This time it was Junior Goodwinter, speaking in a muffled voice that suggested matters of great secrecy. “Qwill, how are you coming with Operation You Know What?”
“Slowly and painfully.”
“Could you meet today’s deadline? A hole just opened up on page five. Somebody killed an ad.”
“Will it blow my cover if I fax it? Who’s in charge of the fax machine?”
“Wilfred. Use an alias. Use a Fishport address . . . Thanks a lot, Qwill.”

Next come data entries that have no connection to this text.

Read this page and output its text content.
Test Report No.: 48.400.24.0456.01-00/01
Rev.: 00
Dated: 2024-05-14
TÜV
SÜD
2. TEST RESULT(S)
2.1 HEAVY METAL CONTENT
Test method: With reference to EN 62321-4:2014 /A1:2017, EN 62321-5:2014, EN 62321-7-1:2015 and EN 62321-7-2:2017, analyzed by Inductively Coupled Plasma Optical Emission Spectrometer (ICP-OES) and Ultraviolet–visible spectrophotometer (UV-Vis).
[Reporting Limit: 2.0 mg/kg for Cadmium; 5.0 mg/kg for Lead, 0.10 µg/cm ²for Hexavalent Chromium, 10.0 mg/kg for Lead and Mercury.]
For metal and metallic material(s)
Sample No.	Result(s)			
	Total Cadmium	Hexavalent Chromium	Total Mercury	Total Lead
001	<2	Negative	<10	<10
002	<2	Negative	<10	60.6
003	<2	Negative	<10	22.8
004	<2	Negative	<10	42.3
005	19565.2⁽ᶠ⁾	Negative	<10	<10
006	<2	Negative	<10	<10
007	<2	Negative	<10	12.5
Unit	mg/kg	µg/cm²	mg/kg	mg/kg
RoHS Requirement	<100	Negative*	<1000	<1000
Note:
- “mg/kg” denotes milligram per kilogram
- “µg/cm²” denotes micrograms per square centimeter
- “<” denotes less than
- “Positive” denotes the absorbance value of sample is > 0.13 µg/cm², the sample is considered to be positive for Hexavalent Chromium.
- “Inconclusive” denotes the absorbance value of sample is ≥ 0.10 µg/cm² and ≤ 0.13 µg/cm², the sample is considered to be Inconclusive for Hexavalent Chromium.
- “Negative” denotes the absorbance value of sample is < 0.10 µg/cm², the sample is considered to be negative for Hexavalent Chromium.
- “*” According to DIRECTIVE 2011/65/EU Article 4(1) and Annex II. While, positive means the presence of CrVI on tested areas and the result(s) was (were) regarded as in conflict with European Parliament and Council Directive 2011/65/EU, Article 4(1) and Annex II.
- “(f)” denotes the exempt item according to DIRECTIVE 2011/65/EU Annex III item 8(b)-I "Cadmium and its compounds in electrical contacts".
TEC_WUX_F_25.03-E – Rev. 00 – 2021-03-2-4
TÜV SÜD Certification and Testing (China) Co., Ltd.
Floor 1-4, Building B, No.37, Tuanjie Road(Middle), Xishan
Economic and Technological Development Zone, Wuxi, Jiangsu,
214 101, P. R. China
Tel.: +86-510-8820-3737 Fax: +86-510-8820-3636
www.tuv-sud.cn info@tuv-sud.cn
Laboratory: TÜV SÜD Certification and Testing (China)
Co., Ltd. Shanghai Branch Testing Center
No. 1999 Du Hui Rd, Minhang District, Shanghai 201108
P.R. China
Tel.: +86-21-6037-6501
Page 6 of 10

Qwilleran hurried to the van and retrieved his typewriter. Then, releasing Yum Yum from the carrier and forgetting about Koko, he pounded out three pages of copy:
Dear sweet readers—Your charming, sincere, intelligent letters warm Ms. Gramma’s pluperfect heart! Sorry to hear you’re having trouble with the L-words. The safest way to cope with lie, lay, lied, laid and lain is to avoid them entirely. Simply say, “The hen deposited an egg . . . He fibbed to his boss . . . She stretched out on the couch.” Get the idea? But if you really want to wrestle these pesky verbs to the mat, use Ms. Gramma’s quick-and-easy guide:
1—Today the hen lays an egg. Yesterday she laid an egg. She has laid eggs all summer. (Ms. Gramma likes them poached, with Canadian bacon and Hollandaise sauce.)
2—Today you lie to your boss. Yesterday you lied to him. You have lied to the old buzzard frequently. (Tomorrow you may be fired.)
3—Today you lie down for a nap. Yesterday you lay down for a nap. In the past you have lain down frequently. (See your doctor, honey. It could be an iron deficiency.)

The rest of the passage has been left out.